La reivindicación de los oficios y la lucha para que sean dignamente reconocidos, y retribuidos adecuadamente, ha de vincularse a las condiciones de profesionalidad para ejercerlos. No son tiempos fáciles ni siquiera para los oficios y las profesiones, pero ello no significa que hayamos de desconsiderar su importancia, su aportación, su sentido y su alcance. Nos encontramos en la tesitura de dar otras respuestas ante la emergencia de nuevas necesidades. Es indispensable atenderlas y siempre con la perspectiva de aportar innovación y progreso social. La labor cotidiana de estudio, de análisis, de investigación, abre camino, desde la ciencia y la reflexión, para que el trabajo realizado tenga todo su valor.
Un oficio es una forma de conocimiento y en gran medida un modo de vivirlo. La imprescindible labor de quienes lo enseñan, lo transmiten, lo generan, merece reconocimiento social. Crear condiciones para aprenderlo, para experimentarlo, para ejercerlo, ha de ser una tarea conjunta prioritaria. Hay cosas que se aprenden haciéndolas, pero incluso en ese caso las indicaciones y las explicaciones, las orientaciones y las precisiones, son decisivas para que el saber pueda incorporarse adecuadamente y, en su caso, ser recreado. Y ello requiere formación.
La consideración de la importancia y de la dignidad de los oficios y de las profesiones bien realizados, en condiciones sociales, jurídicas y políticas de justicia y de libertad es uno de los indicadores determinantes de los valores de una sociedad. Hemos de liberarnos de tantos prejuicios y caracterizaciones que desatienden la dimensión social y económica del trabajo bien hecho. Frente a la lectura pedestre de que sólo interesa lo que renta, no hemos de olvidar que generar saber y riqueza colectiva es efectivamente productivo, no sólo individualmente provechoso para quien busca aprovecharse, sino eficiente para promover el progreso y la oportunidad social.
La formación de personas profesionalmente competentes no es su simple “fabricación”. Ni la formación es sólo interesante cuando es directamente puesta en práctica, lo cual no significa que hayamos de desconsiderar su aplicación, repercusión y realización. No aprendemos únicamente para ejecutar lo aprendido, y así acabar con ello de una vez, como no leemos exclusivamente para copiar o citar textos. La formación tiene más alcance y sentido personal y social.
El asunto complejo e importante de la "sobrecualificación" tiene más que ver directamente con la organización de los estudios, de sus planes y de su eficiencia y programación, con la caracterización de las cualificaciones profesionales, con las demandas sociales de trabajo y con la "empleabilidad" y la falta de empleo, que con la incuestionable necesidad de formación cualificada.

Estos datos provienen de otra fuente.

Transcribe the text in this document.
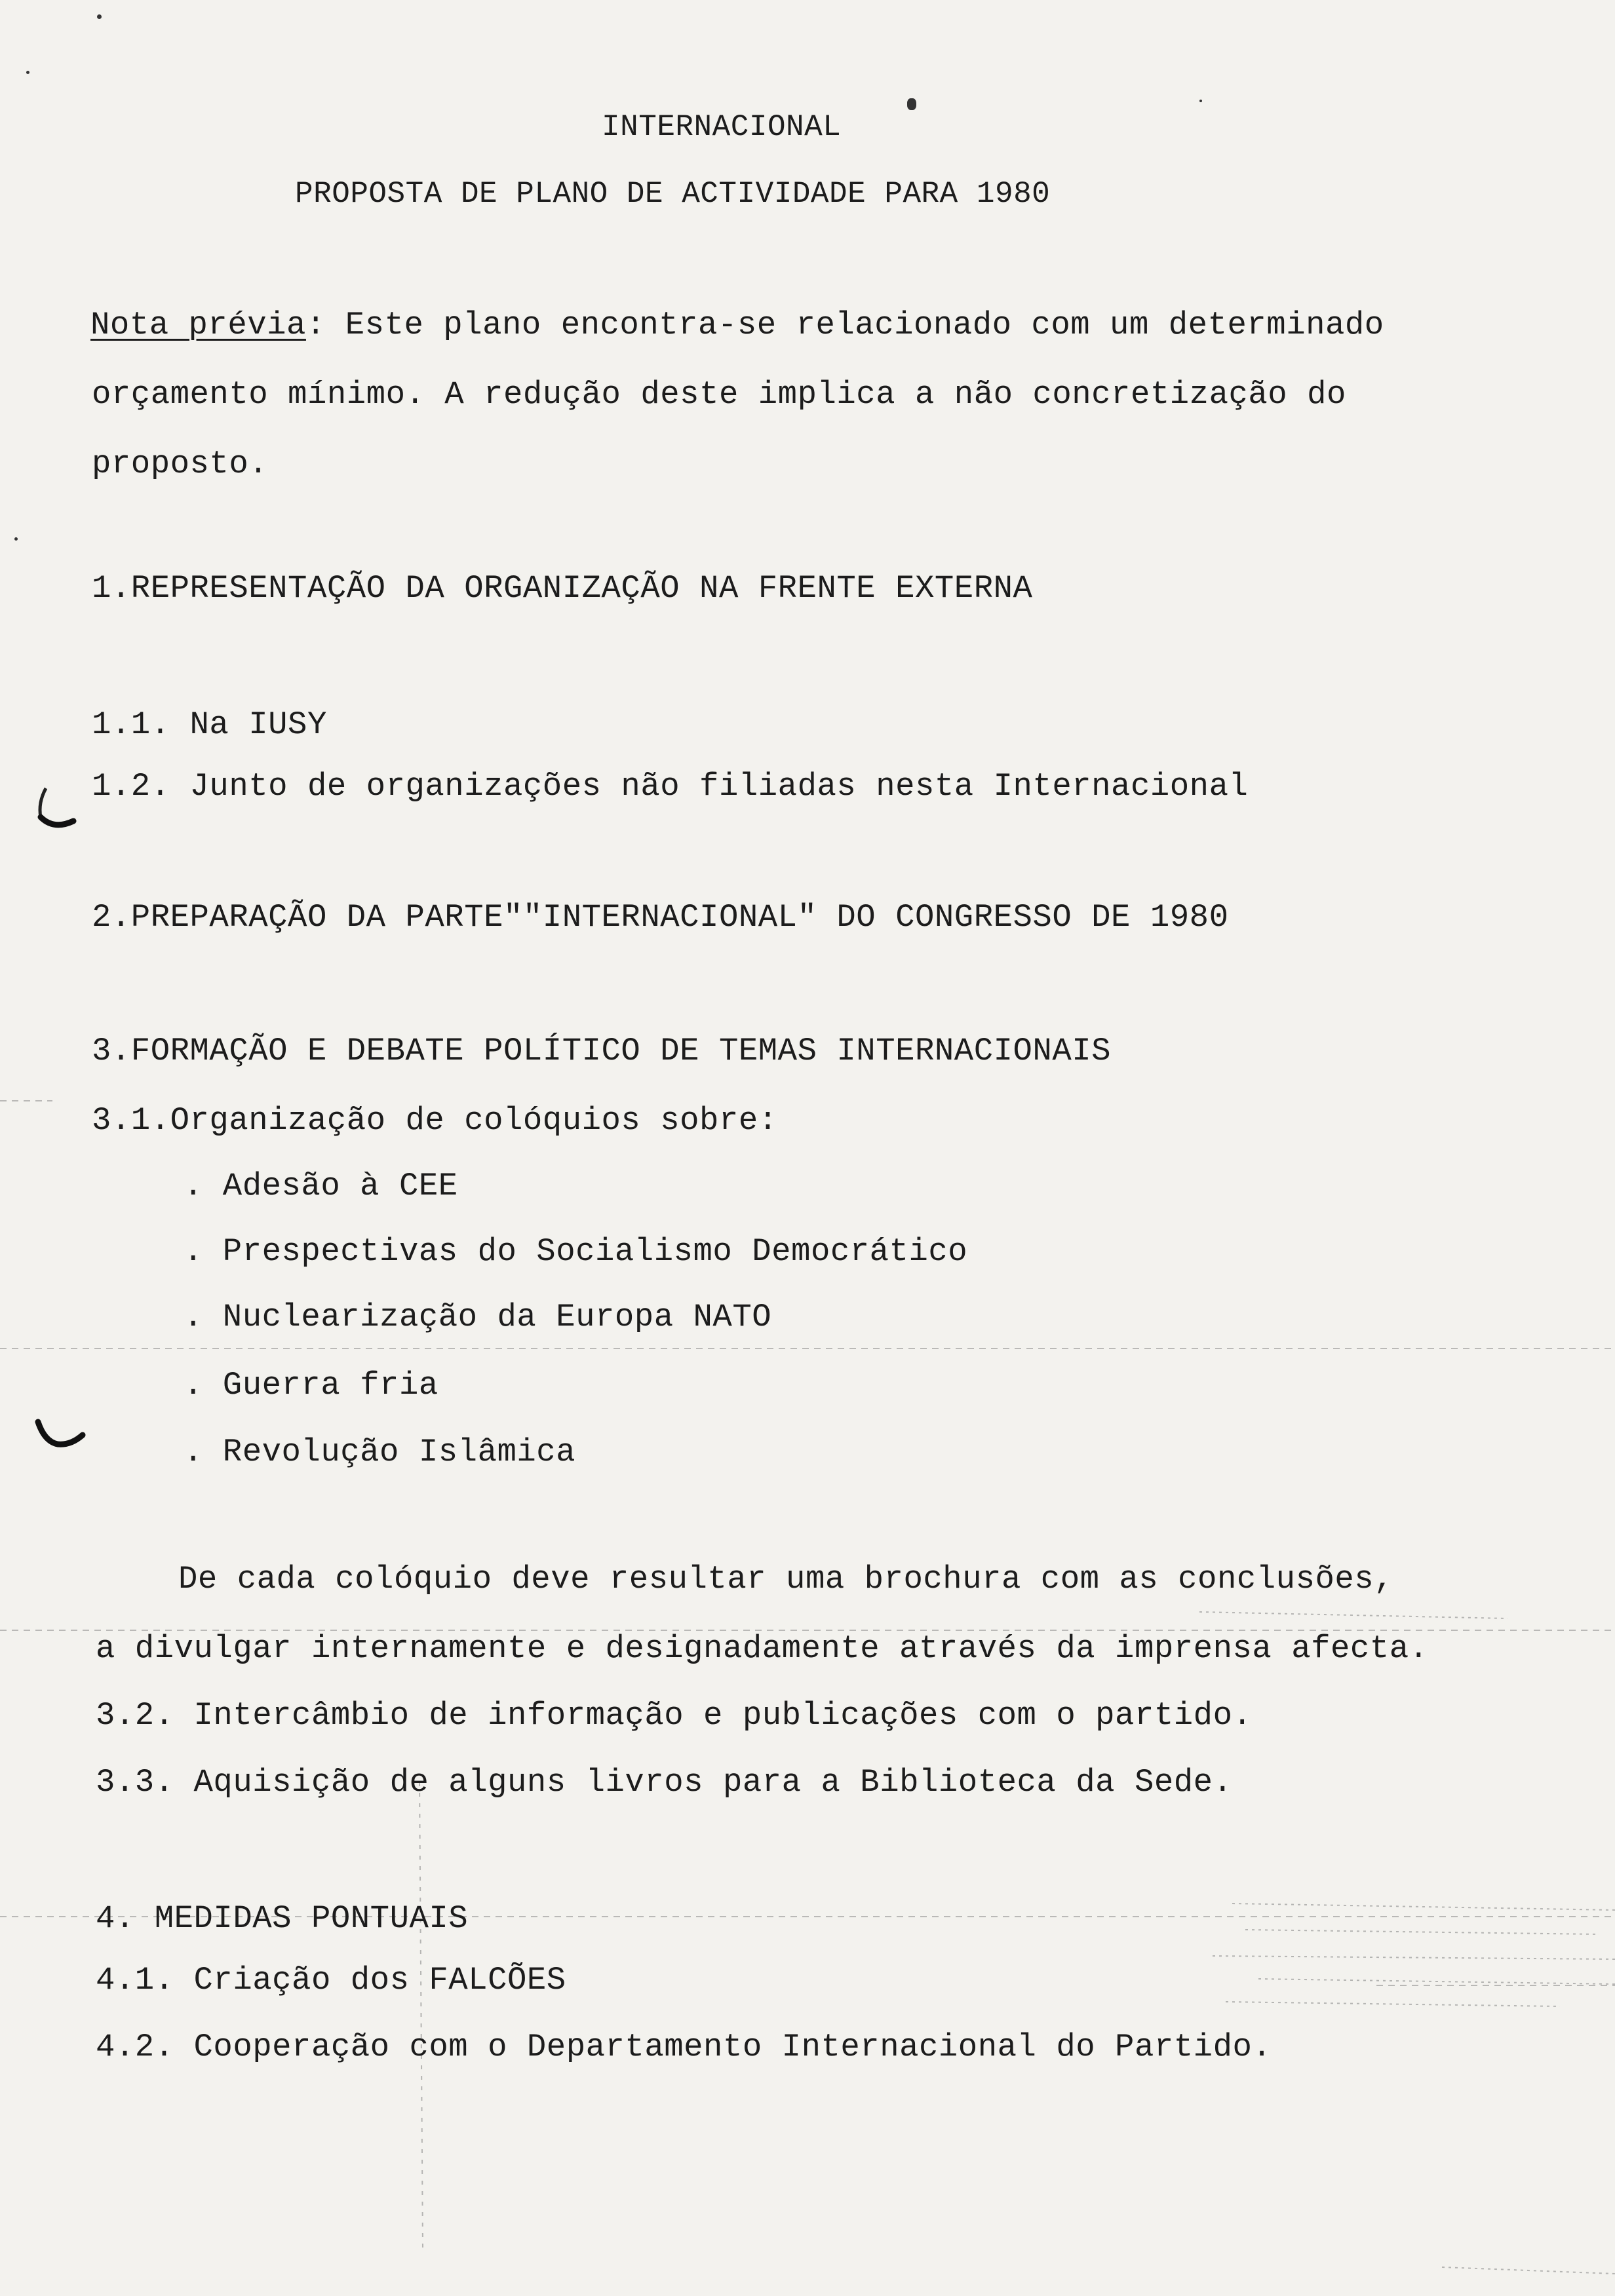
INTERNACIONAL
PROPOSTA DE PLANO DE ACTIVIDADE PARA 1980
Nota prévia: Este plano encontra-se relacionado com um determinado
orçamento mínimo. A redução deste implica a não concretização do
proposto.
1.REPRESENTAÇÃO DA ORGANIZAÇÃO NA FRENTE EXTERNA
1.1. Na IUSY
1.2. Junto de organizações não filiadas nesta Internacional
2.PREPARAÇÃO DA PARTE""INTERNACIONAL" DO CONGRESSO DE 1980
3.FORMAÇÃO E DEBATE POLÍTICO DE TEMAS INTERNACIONAIS
3.1.Organização de colóquios sobre:
. Adesão à CEE
. Prespectivas do Socialismo Democrático
. Nuclearização da Europa NATO
. Guerra fria
. Revolução Islâmica
De cada colóquio deve resultar uma brochura com as conclusões,
a divulgar internamente e designadamente através da imprensa afecta.
3.2. Intercâmbio de informação e publicações com o partido.
3.3. Aquisição de alguns livros para a Biblioteca da Sede.
4. MEDIDAS PONTUAIS
4.1. Criação dos FALCÕES
4.2. Cooperação com o Departamento Internacional do Partido.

Nunca tenemos “demasiada” formación, como nunca tenemos exceso de salud. Pero concebida la formación para ser seres humanos comprometidos, autónomos y libres, es indispensable que sea pertinente para el digno ejercicio profesional. Y que sea posible.

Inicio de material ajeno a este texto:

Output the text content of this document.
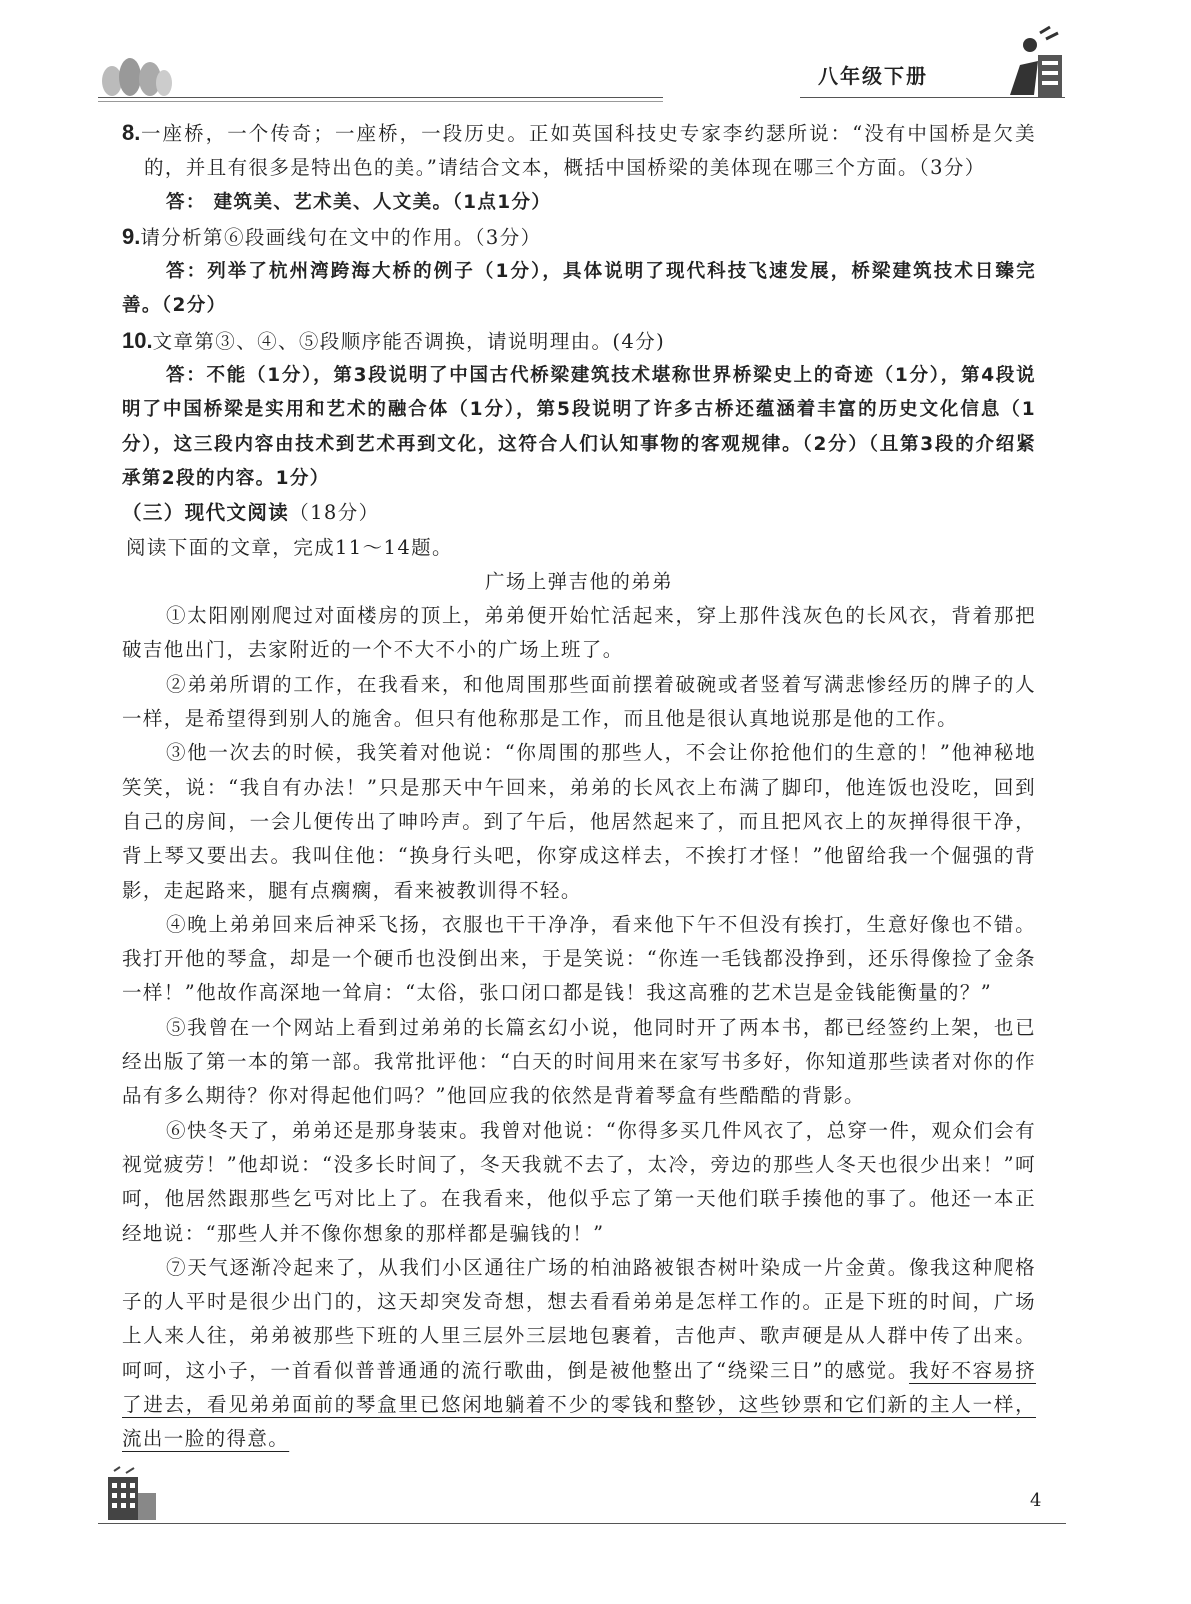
八年级下册

8.一座桥，一个传奇；一座桥，一段历史。正如英国科技史专家李约瑟所说：“没有中国桥是欠美的，并且有很多是特出色的美。”请结合文本，概括中国桥梁的美体现在哪三个方面。（3分）

答： 建筑美、艺术美、人文美。（1点1分）

9.请分析第⑥段画线句在文中的作用。（3分）

答：列举了杭州湾跨海大桥的例子（1分），具体说明了现代科技飞速发展，桥梁建筑技术日臻完善。（2分）

10.文章第③、④、⑤段顺序能否调换，请说明理由。(4分)

答：不能（1分），第3段说明了中国古代桥梁建筑技术堪称世界桥梁史上的奇迹（1分），第4段说明了中国桥梁是实用和艺术的融合体（1分），第5段说明了许多古桥还蕴涵着丰富的历史文化信息（1分），这三段内容由技术到艺术再到文化，这符合人们认知事物的客观规律。（2分）（且第3段的介绍紧承第2段的内容。1分）

（三）现代文阅读（18分）

阅读下面的文章，完成11～14题。

广场上弹吉他的弟弟

①太阳刚刚爬过对面楼房的顶上，弟弟便开始忙活起来，穿上那件浅灰色的长风衣，背着那把破吉他出门，去家附近的一个不大不小的广场上班了。

②弟弟所谓的工作，在我看来，和他周围那些面前摆着破碗或者竖着写满悲惨经历的牌子的人一样，是希望得到别人的施舍。但只有他称那是工作，而且他是很认真地说那是他的工作。

③他一次去的时候，我笑着对他说：“你周围的那些人，不会让你抢他们的生意的！”他神秘地笑笑，说：“我自有办法！”只是那天中午回来，弟弟的长风衣上布满了脚印，他连饭也没吃，回到自己的房间，一会儿便传出了呻吟声。到了午后，他居然起来了，而且把风衣上的灰掸得很干净，背上琴又要出去。我叫住他：“换身行头吧，你穿成这样去，不挨打才怪！”他留给我一个倔强的背影，走起路来，腿有点瘸瘸，看来被教训得不轻。

④晚上弟弟回来后神采飞扬，衣服也干干净净，看来他下午不但没有挨打，生意好像也不错。我打开他的琴盒，却是一个硬币也没倒出来，于是笑说：“你连一毛钱都没挣到，还乐得像捡了金条一样！”他故作高深地一耸肩：“太俗，张口闭口都是钱！我这高雅的艺术岂是金钱能衡量的？”

⑤我曾在一个网站上看到过弟弟的长篇玄幻小说，他同时开了两本书，都已经签约上架，也已经出版了第一本的第一部。我常批评他：“白天的时间用来在家写书多好，你知道那些读者对你的作品有多么期待？你对得起他们吗？”他回应我的依然是背着琴盒有些酷酷的背影。

⑥快冬天了，弟弟还是那身装束。我曾对他说：“你得多买几件风衣了，总穿一件，观众们会有视觉疲劳！”他却说：“没多长时间了，冬天我就不去了，太冷，旁边的那些人冬天也很少出来！”呵呵，他居然跟那些乞丐对比上了。在我看来，他似乎忘了第一天他们联手揍他的事了。他还一本正经地说：“那些人并不像你想象的那样都是骗钱的！”

⑦天气逐渐冷起来了，从我们小区通往广场的柏油路被银杏树叶染成一片金黄。像我这种爬格子的人平时是很少出门的，这天却突发奇想，想去看看弟弟是怎样工作的。正是下班的时间，广场上人来人往，弟弟被那些下班的人里三层外三层地包裹着，吉他声、歌声硬是从人群中传了出来。呵呵，这小子，一首看似普普通通的流行歌曲，倒是被他整出了“绕梁三日”的感觉。我好不容易挤了进去，看见弟弟面前的琴盒里已悠闲地躺着不少的零钱和整钞，这些钞票和它们新的主人一样，流出一脸的得意。

4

Si no se transmite el conocimiento y no se crea oportunidad con equidad, se produce resentimiento social. No hemos de olvidar que ello supone una enorme responsabilidad, la de vincular el trabajo a la creación de mejores condiciones de vida. Para empezar, para quien más lo precisa. Tal vez eso explica que cuando los traductores de De Officiis de Cicerón vierten ese título al castellano, dicen “De los deberes”, bien conscientes de que nuestra tarea no es sólo la de una pertinente labor profesional, sino la de ejercer como seres humanos nuestro oficio.